IGCC holds another advantage over conventional PC technology—it’s easier to control its mercury emissions. According to an Energy Department study, it would cost about one-tenth as much to remove 90% of mercury from gasifier syngas compared with removing it from flue gas. The Environmental Protection Agency has mandated a two-phase, 70% reduction in mercury emissions, with a cap of 38 t beginning in 2010, and a cap set at 15 t beginning in 2018.
“Mercury is the major current issue for coal combustion worldwide,” says Wendt. “It is currently uncontrolled, except by chance. Mercury levels in fish are increasing. Pregnant women have to be careful about what they eat, and the time may come when whole classes of food will be out of reach because of mercury pollution.” But luckily—and as Wendt says, by chance—SO2 scrubbers are also effective at removing some of the mercury. They’re best at removing the oxidized form of mercury, which is found when combusting the high-chlorine bituminous coals of Pennsylvania, because the mercury oxides are soluble and can be scrubbed out along with the SO2 .
Another accepted method of mercury removal is activated carbon injection (ACI), but this method, too, has varying degrees of success, depending on the type of coal being burned. For example, high-sulfur coals such as those found in Ohio produce SO3 during combustion, which competes with mercury for bonding sites on the activated carbon.
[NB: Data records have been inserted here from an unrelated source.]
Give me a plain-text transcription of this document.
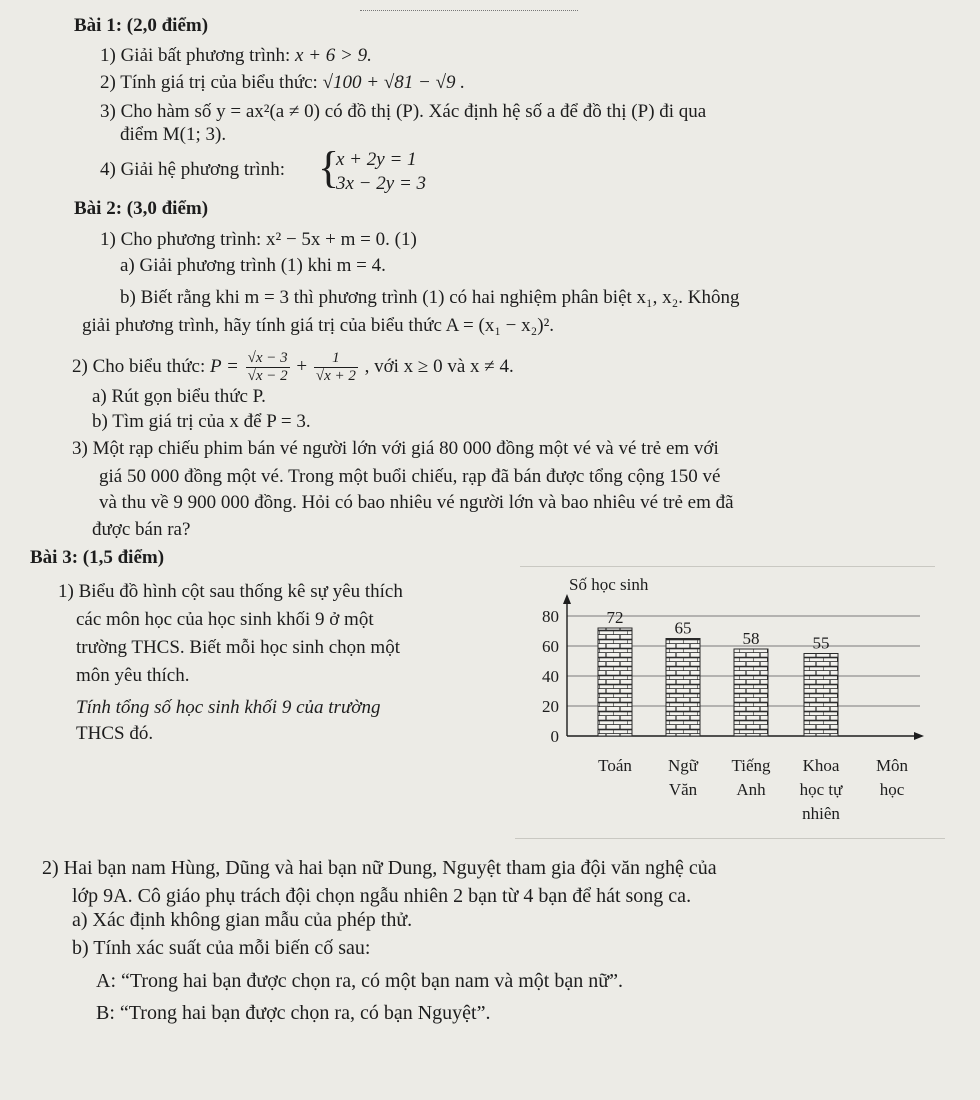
Bài 1: (2,0 điểm)
1) Giải bất phương trình: x + 6 > 9.
2) Tính giá trị của biểu thức: √100 + √81 − √9 .
3) Cho hàm số y = ax²(a ≠ 0) có đồ thị (P). Xác định hệ số a để đồ thị (P) đi qua
điểm M(1; 3).
4) Giải hệ phương trình: {
x + 2y = 1
3x − 2y = 3
Bài 2: (3,0 điểm)
1) Cho phương trình: x² − 5x + m = 0. (1)
a) Giải phương trình (1) khi m = 4.
b) Biết rằng khi m = 3 thì phương trình (1) có hai nghiệm phân biệt x₁, x₂. Không
giải phương trình, hãy tính giá trị của biểu thức A = (x₁ − x₂)².
2) Cho biểu thức: $P = \frac{√x - 3}{√x - 2} + \frac{1}{√x + 2}$ , với x ≥ 0 và x ≠ 4.
a) Rút gọn biểu thức P.
b) Tìm giá trị của x để P = 3.
3) Một rạp chiếu phim bán vé người lớn với giá 80 000 đồng một vé và vé trẻ em với
giá 50 000 đồng một vé. Trong một buổi chiếu, rạp đã bán được tổng cộng 150 vé
và thu về 9 900 000 đồng. Hỏi có bao nhiêu vé người lớn và bao nhiêu vé trẻ em đã
được bán ra?
Bài 3: (1,5 điểm)
1) Biểu đồ hình cột sau thống kê sự yêu thích
các môn học của học sinh khối 9 ở một
trường THCS. Biết mỗi học sinh chọn một
môn yêu thích.
Tính tổng số học sinh khối 9 của trường
THCS đó.
Số học sinh
0
20
40
60
80	72
65
58	55
Toán Ngữ
Văn
Tiếng
Anh
Khoa
học tự
nhiên
Môn
học
2) Hai bạn nam Hùng, Dũng và hai bạn nữ Dung, Nguyệt tham gia đội văn nghệ của
lớp 9A. Cô giáo phụ trách đội chọn ngẫu nhiên 2 bạn từ 4 bạn để hát song ca.
a) Xác định không gian mẫu của phép thử.
b) Tính xác suất của mỗi biến cố sau:
A: “Trong hai bạn được chọn ra, có một bạn nam và một bạn nữ”.
B: “Trong hai bạn được chọn ra, có bạn Nguyệt”.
But ACI has shown great success with other types of coal, such as lower-rank subbituminous and lignite, which contain tough-to-remove elemental mercury. Wendt’s group, on the other hand, is hard at work developing a non-carbon-based sorbent that will work at higher temperatures. Worldwide, the area of mercury capture is generating a great deal of research activity.
Though the pathway to commercial success for any of these new technologies is bound to be a bumpy one, researchers agree overwhelmingly that coal can indeed be clean. The technology can and should be commercially available within the next few years, provided that natural-gas prices remain high and attention stays focused on coal. An extra boost would come from anticipated regulations governing CO2 emissions. But there will be costs attached—and how much will people pay for clean power?
Sarkus says that’s an urgent question. “This is a sizable industry, and it underpins every other aspect of our society,” he says. “And you have to keep that cost down. If you start monkeying around to the point where we double, triple, quadruple the cost of electricity in this country, we will be tinkering with our national competitiveness on a grand scale. And I believe that quite fervently.”
Wendt says that one day we’ll be able to do without coal, but not yet. “It’s a bridge to the future,” he says. “For the next 100 years, we need it. But we have to pay to make it clean.”
Robin Sussingham is a writer, independent radio producer, and podcaster. She lives in Salt Lake City, UT.